Gerade hier sind die Grenzen der evidenzbasierten Praxis recht eindeutig zu sehen.
Immer wieder lautet dort die Aussage, dass eine positive Wirkung bei moderater Evidenz vorliegt, oder dass die Studien nicht zu signifikanten Ergebnissen führten.
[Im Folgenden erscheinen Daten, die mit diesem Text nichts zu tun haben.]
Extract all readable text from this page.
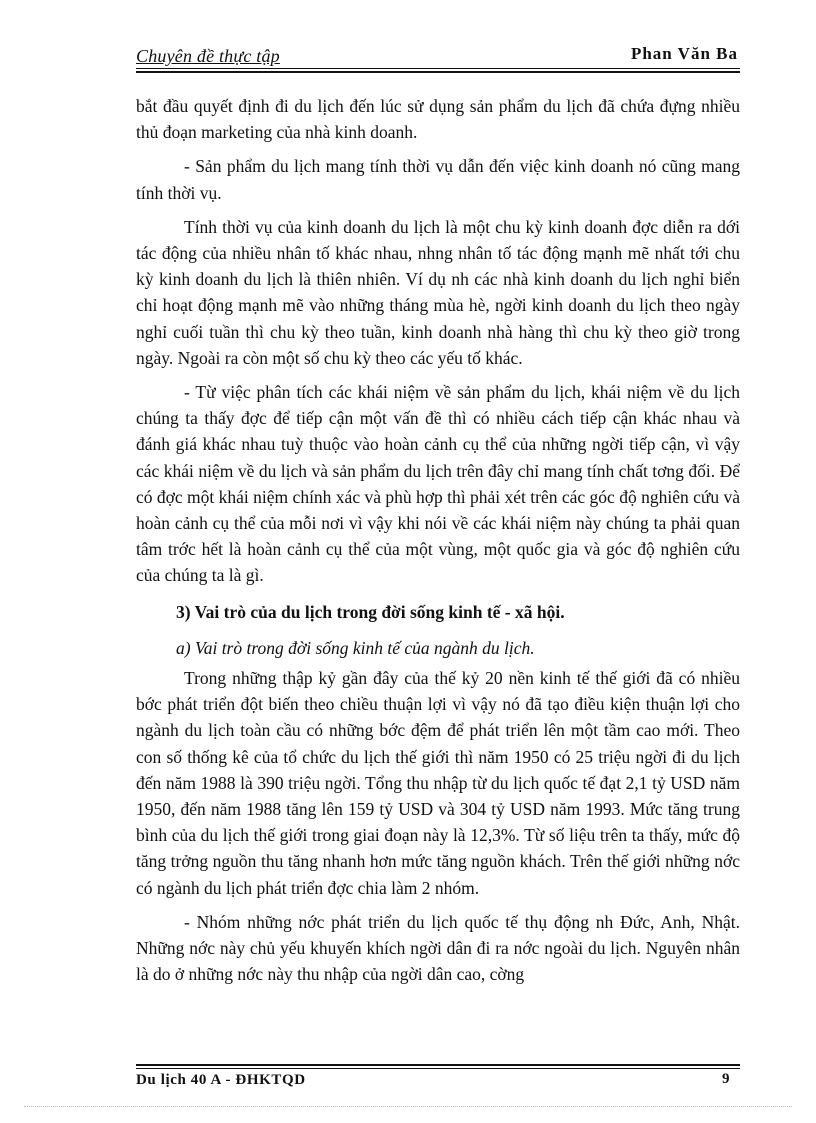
Chuyên đề thực tập	Phan Văn Ba

bắt đầu quyết định đi du lịch đến lúc sử dụng sản phẩm du lịch đã chứa đựng nhiều thủ đoạn marketing của nhà kinh doanh.

- Sản phẩm du lịch mang tính thời vụ dẫn đến việc kinh doanh nó cũng mang tính thời vụ.

Tính thời vụ của kinh doanh du lịch là một chu kỳ kinh doanh đợc diễn ra dới tác động của nhiều nhân tố khác nhau, nhng nhân tố tác động mạnh mẽ nhất tới chu kỳ kinh doanh du lịch là thiên nhiên. Ví dụ nh các nhà kinh doanh du lịch nghỉ biển chỉ hoạt động mạnh mẽ vào những tháng mùa hè, ngời kinh doanh du lịch theo ngày nghỉ cuối tuần thì chu kỳ theo tuần, kinh doanh nhà hàng thì chu kỳ theo giờ trong ngày. Ngoài ra còn một số chu kỳ theo các yếu tố khác.

- Từ việc phân tích các khái niệm về sản phẩm du lịch, khái niệm về du lịch chúng ta thấy đợc để tiếp cận một vấn đề thì có nhiều cách tiếp cận khác nhau và đánh giá khác nhau tuỳ thuộc vào hoàn cảnh cụ thể của những ngời tiếp cận, vì vậy các khái niệm về du lịch và sản phẩm du lịch trên đây chỉ mang tính chất tơng đối. Để có đợc một khái niệm chính xác và phù hợp thì phải xét trên các góc độ nghiên cứu và hoàn cảnh cụ thể của mỗi nơi vì vậy khi nói về các khái niệm này chúng ta phải quan tâm trớc hết là hoàn cảnh cụ thể của một vùng, một quốc gia và góc độ nghiên cứu của chúng ta là gì.

3) Vai trò của du lịch trong đời sống kinh tế - xã hội.

a) Vai trò trong đời sống kinh tế của ngành du lịch.

Trong những thập kỷ gần đây của thế kỷ 20 nền kinh tế thế giới đã có nhiều bớc phát triển đột biến theo chiều thuận lợi vì vậy nó đã tạo điều kiện thuận lợi cho ngành du lịch toàn cầu có những bớc đệm để phát triển lên một tầm cao mới. Theo con số thống kê của tổ chức du lịch thế giới thì năm 1950 có 25 triệu ngời đi du lịch đến năm 1988 là 390 triệu ngời. Tổng thu nhập từ du lịch quốc tế đạt 2,1 tỷ USD năm 1950, đến năm 1988 tăng lên 159 tỷ USD và 304 tỷ USD năm 1993. Mức tăng trung bình của du lịch thế giới trong giai đoạn này là 12,3%. Từ số liệu trên ta thấy, mức độ tăng trởng nguồn thu tăng nhanh hơn mức tăng nguồn khách. Trên thế giới những nớc có ngành du lịch phát triển đợc chia làm 2 nhóm.

- Nhóm những nớc phát triển du lịch quốc tế thụ động nh Đức, Anh, Nhật. Những nớc này chủ yếu khuyến khích ngời dân đi ra nớc ngoài du lịch. Nguyên nhân là do ở những nớc này thu nhập của ngời dân cao, cờng

Du lịch 40 A - ĐHKTQD	9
Das gilt beispielsweise sowohl für die Rheumatoide Arthritis als auch für die Arm- und Handmotorik und bei Einsatz von Ergotherapie bei entwicklungsbedingten Koordinationsstörungen.
Bei diesen Krankheitsbildern hat die Ergotherapie bereits durch Ihr Berufsbild jedoch vielfältige Aufgaben zu erfüllen.
Es geht nicht nur um den Aspekt der besseren Handbeweglichkeit oder einer verbesserten Koordination, sondern auch um Hilfsmittelberatung, Beratung der Angehörigen bzw. des Umfeldes, die psychosoziale Stärkung des Betroffenen, die Einbindung der Maßnahmen in den Alltag.
Hier stellt sich selbiger Sachverhalt wie in der Prävention.
Wirksamkeit komplexer ergotherapeutischer Aktivitäten in komplexen sozialen Systemen oder Lebenswelten, lassen sich nicht in einer randomisierten kontrollierten Studie nachstellen und überprüfen.
Daher sollte selbiges Vorgehen wie in der Prävention zur Wirksamkeit und Qualitätssicherung in der Ergotherapie angestrebt werden:
Bei der Entwicklung der Good-Practice-Kriterien wurden die folgenden Forschungsergebnisse, die bereits entwickelten Instrumente und vorliegenden Erfahrungen berücksichtigt, geprüft und integriert:
- die nationale und internationale Forschung zum Bereich Gesundheitsförderung und soziale Benachteiligung, (Helmert, A. (2003), Mielck, A.(2000), Mackenbach, J.,Bakker,M (2002)(eds.), International Union for Health Promotion and Education (1999), Gepkens,A.,Gunning-Schepers,L.J. (1996))
- die „Good Practice“ – Kriterien des Bund-Länder-Programms "Stadtteile mit besonderem Entwicklungsbedarf- die soziale Stadt" des Deutschen Instituts für Urbanistik (Juni 2002),
- die Qualitätssicherungsinstrumente der BZgA in Zusammenarbeit mit dem Universitätsklinikum Hamburg-Eppendorf (Kliche,T.,Töppich,J., Kawski,S.,Koch,U., Lehmann,H. (2004)
- die Erfahrungen aus der Qualitätssicherungsentwicklung des Paritätischen Wohl-fahrtsverbandes und
- die Erfahrungen aus der direkten halbstandardisierten Befragung von VertreterInnen von Praxis-Projekten und -Maßnahmen der Projektdatenbank.